Salah satu pemain kelas wahid Indonesia Brian Ick tidak ingin kalah di kandang pada laga final Piala Asia Futsal 2026. Di laga final nanti, ia siap berjibaku tanpa beban melawan Iran.
Pemain berkaki kidal tersebut merupakan bagian penting dalam terukirnya sejarah Indonesia di Piala Asia Futsal 2026. Dengan manuvernya, ia amat lihai mengacaukan permainan lawan serta tajam dalam menjebol gawang.
Jelang laga final, Brian Ick menegaskan timnya tidak terbebani tekanan berlebih.
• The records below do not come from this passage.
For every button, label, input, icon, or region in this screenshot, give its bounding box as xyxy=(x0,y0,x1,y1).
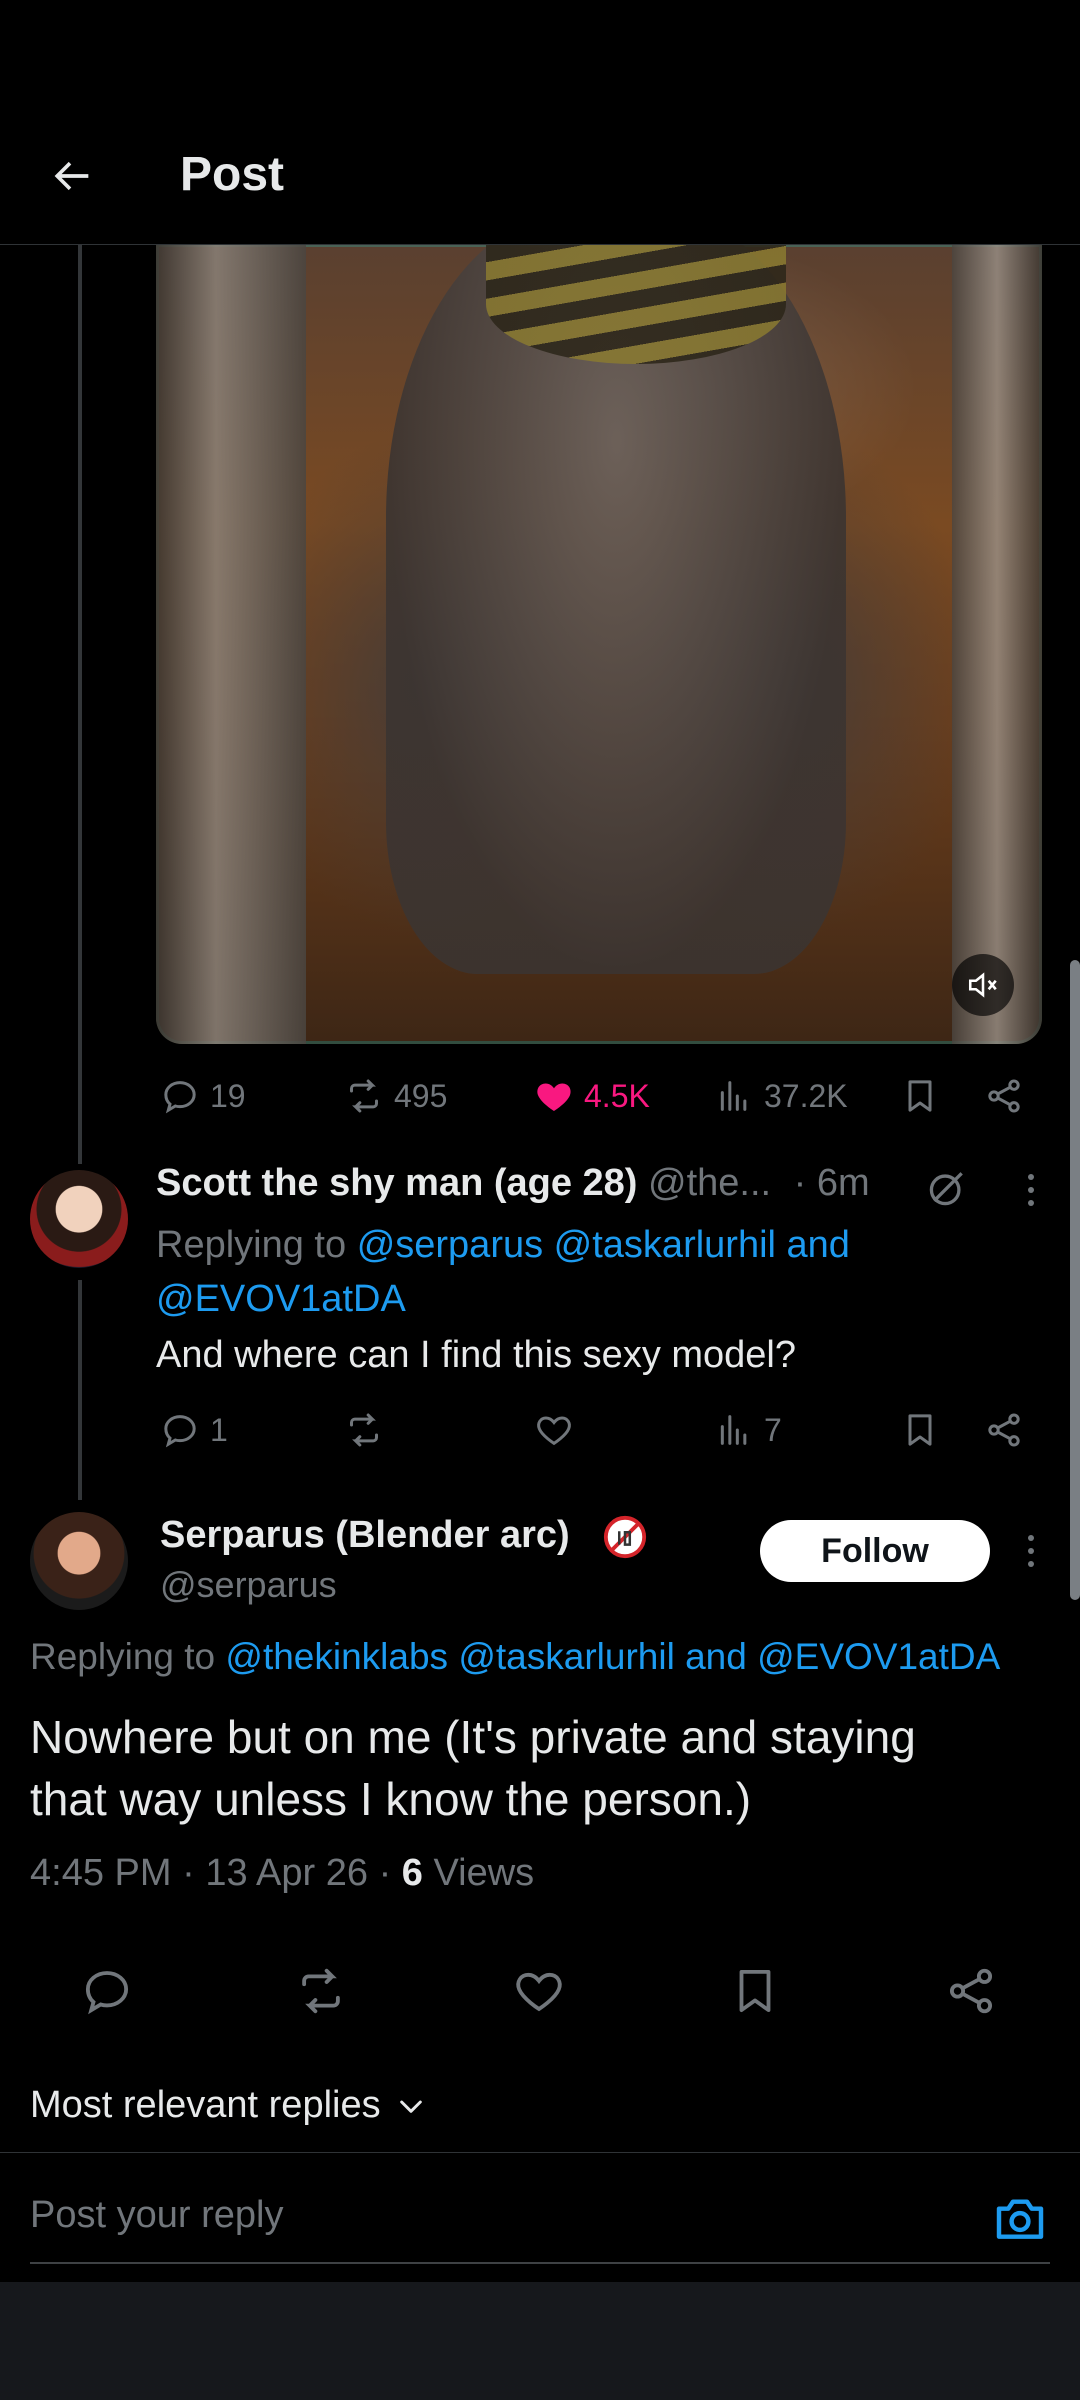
repost-icon xyxy=(350,1413,378,1447)
post-time: 4:45 PM xyxy=(30,1852,172,1894)
replying-to: Replying to @serparus @taskarlurhil and … xyxy=(156,1224,850,1320)
sort-label: Most relevant replies xyxy=(30,2084,381,2126)
author-name[interactable]: Serparus (Blender arc) xyxy=(160,1514,570,1557)
avatar[interactable] xyxy=(30,1170,128,1268)
post-video[interactable] xyxy=(156,244,1042,1044)
reply-icon xyxy=(164,1081,196,1114)
views-chart-icon xyxy=(720,1415,747,1445)
views-count: 7 xyxy=(764,1411,782,1448)
views-button[interactable]: 7 xyxy=(714,1410,782,1450)
reply-input[interactable]: Post your reply xyxy=(30,2194,970,2237)
bookmark-button[interactable] xyxy=(900,1076,940,1116)
thread-line xyxy=(78,1280,82,1500)
chevron-down-icon xyxy=(399,2100,422,2113)
repost-button[interactable]: 495 xyxy=(344,1076,447,1116)
bookmark-button[interactable] xyxy=(900,1410,940,1450)
author-handle[interactable]: @serparus xyxy=(160,1564,337,1606)
top-bar: Post xyxy=(0,0,1080,245)
video-stripes xyxy=(486,244,786,364)
post-date: 13 Apr 26 xyxy=(205,1852,368,1894)
thread-line xyxy=(78,244,82,1164)
post-time: · 6m xyxy=(793,1162,870,1204)
reply-count: 19 xyxy=(210,1077,246,1114)
share-icon xyxy=(988,1413,1020,1447)
more-options-icon[interactable] xyxy=(1016,1160,1046,1220)
camera-icon[interactable] xyxy=(992,2190,1048,2246)
back-button[interactable] xyxy=(40,146,100,206)
views-count: 37.2K xyxy=(764,1077,848,1114)
video-frame-left-pillar xyxy=(156,244,306,1044)
more-options-icon[interactable] xyxy=(1016,1521,1046,1581)
age-restricted-icon xyxy=(603,1515,647,1559)
mute-button[interactable] xyxy=(952,954,1014,1016)
divider xyxy=(30,2262,1050,2264)
views-count: 6 xyxy=(401,1852,423,1894)
views-chart-icon xyxy=(720,1081,747,1111)
bookmark-button[interactable] xyxy=(728,1964,782,2018)
author-handle[interactable]: @the... xyxy=(648,1162,771,1204)
grok-icon[interactable] xyxy=(925,1166,969,1210)
like-count: 4.5K xyxy=(584,1077,650,1114)
author-name[interactable]: Scott the shy man (age 28) xyxy=(156,1162,637,1204)
share-button[interactable] xyxy=(944,1964,998,2018)
like-button[interactable] xyxy=(512,1964,566,2018)
views-label: Views xyxy=(433,1852,535,1894)
bookmark-icon xyxy=(908,1414,932,1446)
sort-replies-dropdown[interactable]: Most relevant replies xyxy=(30,2084,427,2127)
share-icon xyxy=(988,1079,1020,1113)
replying-users[interactable]: @thekinklabs @taskarlurhil and @EVOV1atD… xyxy=(225,1636,1000,1677)
like-button[interactable]: 4.5K xyxy=(534,1076,650,1116)
comment-header: Scott the shy man (age 28) @the... · 6m xyxy=(156,1162,996,1205)
reply-icon xyxy=(164,1415,196,1448)
volume-muted-icon xyxy=(968,972,997,998)
post-text: Nowhere but on me (It's private and stay… xyxy=(30,1711,916,1825)
avatar[interactable] xyxy=(30,1512,128,1610)
replying-to: Replying to @thekinklabs @taskarlurhil a… xyxy=(30,1636,1001,1677)
bookmark-icon xyxy=(739,1969,771,2013)
heart-icon xyxy=(516,1972,562,2012)
repost-icon xyxy=(350,1079,378,1113)
reply-button[interactable] xyxy=(80,1964,134,2018)
share-button[interactable] xyxy=(984,1410,1024,1450)
views-button[interactable]: 37.2K xyxy=(714,1076,848,1116)
bottom-panel xyxy=(0,2282,1080,2400)
comment-text: And where can I find this sexy model? xyxy=(156,1334,797,1376)
repost-button[interactable] xyxy=(294,1964,348,2018)
replying-users[interactable]: @serparus @taskarlurhil and xyxy=(357,1224,850,1266)
share-button[interactable] xyxy=(984,1076,1024,1116)
heart-filled-icon xyxy=(537,1083,571,1111)
post-meta: 4:45 PM · 13 Apr 26 · 6 Views xyxy=(30,1852,535,1894)
scrollbar[interactable] xyxy=(1070,960,1080,1600)
arrow-left-icon xyxy=(54,161,89,191)
heart-icon xyxy=(537,1416,571,1446)
bookmark-icon xyxy=(908,1080,932,1112)
reply-count: 1 xyxy=(210,1411,228,1448)
replying-users-cont[interactable]: @EVOV1atDA xyxy=(156,1278,406,1320)
video-frame-right-pillar xyxy=(952,244,1042,1044)
like-button[interactable] xyxy=(534,1410,574,1450)
follow-button[interactable]: Follow xyxy=(760,1520,990,1582)
reply-count-button[interactable]: 19 xyxy=(160,1076,246,1116)
share-icon xyxy=(949,1968,993,2014)
repost-count: 495 xyxy=(394,1077,448,1114)
repost-icon xyxy=(302,1968,340,2014)
page-title: Post xyxy=(180,148,285,201)
reply-count-button[interactable]: 1 xyxy=(160,1410,228,1450)
reply-icon xyxy=(85,1971,129,2015)
repost-button[interactable] xyxy=(344,1410,384,1450)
Ia menilai status debutan di partai final justru membuat para pemain bisa tampil lebih lepas.
SCROLL TO CONTINUE WITH CONTENT
"Untuk tekanan saya rasa tidak ada karena ini kali pertama Indonesia masuk ke partai final. Saya rasa tidak ada tekanan sama sekali," ujar Brian dalam konferensi pers jelang laga.
Brian juga menegaskan tidak ada pendekatan taktik khusus yang disiapkan secara personal untuk menghadapi Iran. Menurutnya, seluruh pemain berfokus penuh pada arahan pelatih Hector Souto.
"Saya rasa tidak ada taktik yang spesial. Saya hanya jalani apa yang Coach Hector perintahkan di ruang ganti. Saya hanya jalani itu," tuturnya.
Selain itu, Brian Ick tak ingin menanggung pedihnya kekalahan di kandang. Ia bermotivasi tinggi untuk mengalahkan Iran pada laga puncak di Indonesia Arena.
"Untuk memotivasi diri dan teman-teman, saya rasa kita punya rumah di sini. Saya dan teman-teman tidak ingin kalah di rumah sendiri," tegas Brian.